The dispersion of that which occurred in Croatia over the decades, which was initiated and inspired just by the need for an identity to be lived, is enough to be able to say that a “homosexual scene” existed, at least even in fragments or in the excesses that occurred at the meeting places that occasionally appeared. It also demonstrates, a bit sadly, how little is required for something momentary, like a newspaper text or the projection of a film cycle, to turn into a common reference in the memories of generations of homosexual persons who fed their identities through exactly such moments. Scarcity has led to the fact that everything can become important and meaningful and, of course, remembered.

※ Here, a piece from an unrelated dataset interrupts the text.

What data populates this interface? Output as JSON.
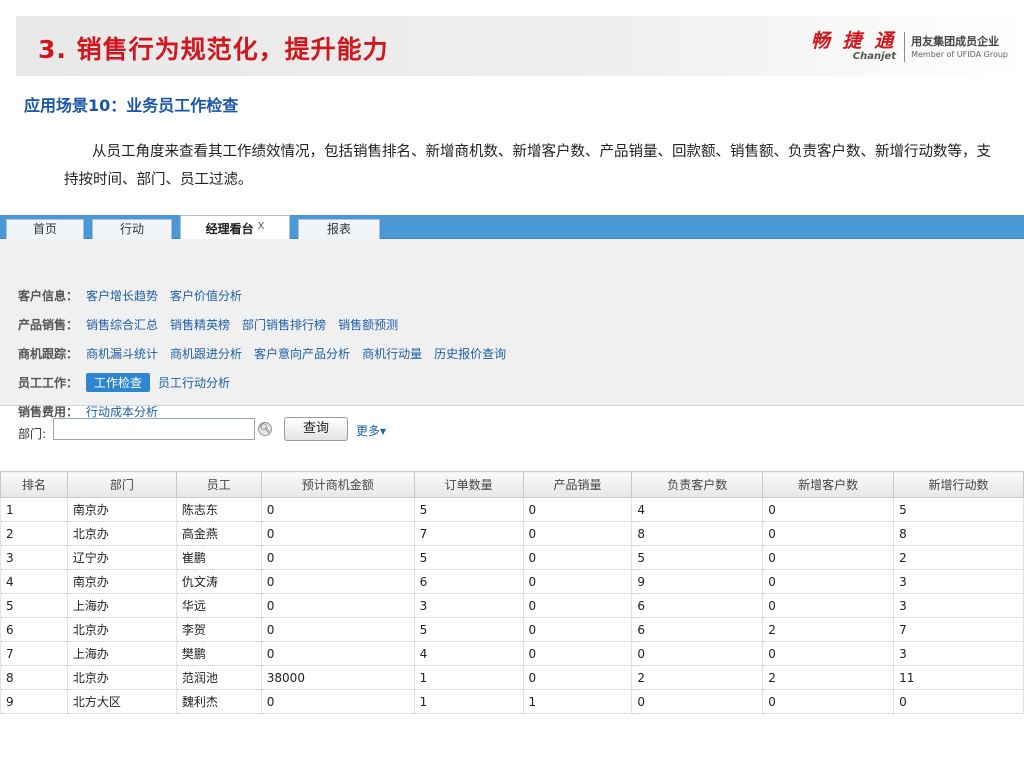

This pioneering project should ideally lead to an increased interest in a period of a parallel history that has never been researched. The results of this are evident precisely today, because non-heterosexuality is constantly experienced as something strange and recently imported from the West, as if it is not about the long-delayed, slow awakening of a stunted and abandoned identity. Hence, the publication of this book is, as can be expected, the first of many attempts to gather evidence about the continued presence of sexual and gender minorities, and even well before the time of those who continue to attempt to neglect and dispute issues concerning the right to diversity.
This is the "Introduction" to An Oral History of Homosexuality in Croatia edited by Gordan Bosanac and Zvonimir Dobrović and published by Domino/Queer Zagreb. The original Croatian edition was published in 2008 and the English translation is available as an e-book from 2013 and comes out in print in 2016.